Re: [ViennaCL-devel] CUDA slower than OpenCL in new R implementation?

2015-08-03 Thread Karl Rupp
Hi Charles,

 > I was benchmarking 4096x4096 matrices (again, with my R bindings).  By
> 'slower' I mean that I am observing OpenCL at this size beating the
> OpenBLAS CPU implementation by over 2X but the CUDA implementation is
> nearly 5X slower than the CPU.  This seemed odd to me that the CUDA
> would be so much slower than the OpenCL, hence my initial thought to
> invite others to review my code if I am making some sort of silly
> mistake.  Otherwise I was intending to begin trying to pursue direct
> cublas methods but I would very much prefer to use ViennaCL.

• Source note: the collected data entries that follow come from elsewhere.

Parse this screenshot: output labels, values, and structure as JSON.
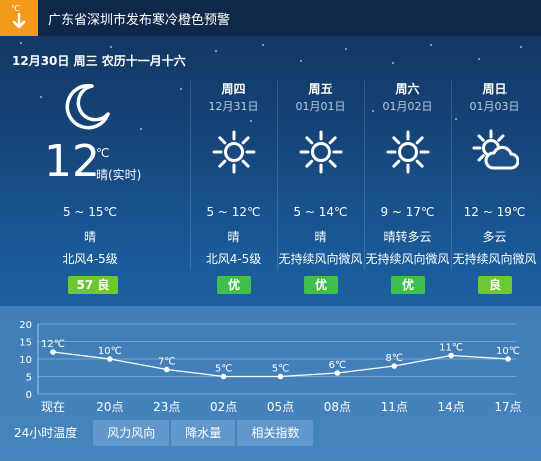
{
  "alert": {
    "unit": "℃",
    "text": "广东省深圳市发布寒冷橙色预警"
  },
  "date_line": "12月30日 周三 农历十一月十六",
  "today": {
    "temp": "12",
    "unit": "℃",
    "label": "晴(实时)",
    "range": "5 ~ 15℃",
    "condition": "晴",
    "wind": "北风4-5级",
    "aqi": "57 良"
  },
  "forecast": [
    {
      "day": "周四",
      "date": "12月31日",
      "icon": "sun-icon",
      "range": "5 ~ 12℃",
      "condition": "晴",
      "wind": "北风4-5级",
      "aq": "优",
      "aq_color": "#3fbf4f"
    },
    {
      "day": "周五",
      "date": "01月01日",
      "icon": "sun-icon",
      "range": "5 ~ 14℃",
      "condition": "晴",
      "wind": "无持续风向微风",
      "aq": "优",
      "aq_color": "#3fbf4f"
    },
    {
      "day": "周六",
      "date": "01月02日",
      "icon": "sun-icon",
      "range": "9 ~ 17℃",
      "condition": "晴转多云",
      "wind": "无持续风向微风",
      "aq": "优",
      "aq_color": "#3fbf4f"
    },
    {
      "day": "周日",
      "date": "01月03日",
      "icon": "partly-cloudy-icon",
      "range": "12 ~ 19℃",
      "condition": "多云",
      "wind": "无持续风向微风",
      "aq": "良",
      "aq_color": "#6ec734"
    }
  ],
  "chart_data": {
    "type": "line",
    "categories": [
      "现在",
      "20点",
      "23点",
      "02点",
      "05点",
      "08点",
      "11点",
      "14点",
      "17点"
    ],
    "values": [
      12,
      10,
      7,
      5,
      5,
      6,
      8,
      11,
      10
    ],
    "labels": [
      "12℃",
      "10℃",
      "7℃",
      "5℃",
      "5℃",
      "6℃",
      "8℃",
      "11℃",
      "10℃"
    ],
    "yticks": [
      "0",
      "5",
      "10",
      "15",
      "20"
    ],
    "ylim": [
      0,
      20
    ],
    "grid": true
  },
  "tabs": [
    "24小时温度",
    "风力风向",
    "降水量",
    "相关指数"
  ],
  "active_tab": 0
}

okay, in this case what Philippe was just the full answer. Our OpenCL 
kernels are highly GPU-specific and generate a 'good' kernel at runtime. 
We haven't 'ported' (i.e. a one-to-one translation from OpenCL to CUDA) 
these kernels to the CUDA backend yet, so only a fallback kernel is used 
for the CUDA backend. It should be possible to carry these over with not 
too much effort, but in such case it makes more sense to just call the 
cuBLAS routines instead. Adding this for ViennaCL 1.7.1 is certainly 
possible if that is what you would be happy with.

Best regards,
Karli



> On Sat, Aug 1, 2015 at 3:56 AM, Karl Rupp  > wrote:
>
> Hi Charles,
>
> can you please quantify what you mean by 'slower'? How does 'slower'
> change as you increase the problem size? I would not be surprised if
> you see no performance gains below matrices of size 500-by-500. With
> the extra back-and-forth through PCI-Express you may even need
> matrices of at least 1000-by-1000.
>
> Best regards,
> Karli
>
>
>
> On 07/31/2015 09:04 PM, Charles Determan wrote:
>
> Greetings,
>
> Brief background, I am developing a series of R packages to bring
> ViennaCL to the R community.  I have had success with the
> development of
> my gpuR package (https://github.com/cdeterman/gpuR) which relies
> on the
> OpenCL backend of ViennaCL (which is housed in the package
> RViennaCL).
> I am hoping to submit to CRAN in the coming weeks now that the
> latest
> stable ViennaCL version has just been released.
>
> Naturally, I wanted a companion package for a CUDA backend.
> This is now
> the gpuRcuda package (https://github.com/cdeterman/gpuRcuda).
> This has
> appeared to work successfully as most of the code is the same.
> However,
> my initial benchmarks are showing very dismal performance with
> the CUDA
> backend.
>
> I was wondering if someone from this list would be willing to have a
> look at my code to see why the CUDA code would be so much
> worse.  I had
> thought, given working a NVIDIA card (GeForce GTX 970), CUDA would
> provide improved speed but the benchmarks are showing performance at
> least 5-fold slower than the CPU based R multiplication.  Even the
> 'float' type matrix multiplication is slower than R (which only has
> double type support!).
>
> The sgemm CUDA file is
> (https://github.com/cdeterman/gpuRcuda/blob/master/src/vcl_sgemm.cu)
> and
> the associated C++ file is
> 
> (https://github.com/cdeterman/gpuRcuda/blob/master/src/vcl_cudaMatrix_gemm.cpp).
>
> Other note, I have tried making the two packages completely
> independent
> and the performance is still very poor with CUDA.
>
> I really appreciate any help others could provide
> troubleshooting this.
> I have truly run out of ideas as to why the code has such poor
> performance.
>
> Regards,
> Charles
>
>
> 
> --
>
>
>
> ___
> ViennaCL-devel mailing list
> ViennaCL-devel@lists.sourceforge.net
> 
> https://lists.sourceforge.net/lists/listinfo/viennacl-devel
>
>
>


--
___
ViennaCL-devel mailing list
ViennaCL-devel@lists.sourceforge.net
https://lists.sourceforge.net/lists/listinfo/viennacl-devel


Re: [ViennaCL-devel] CUDA slower than OpenCL in new R implementation?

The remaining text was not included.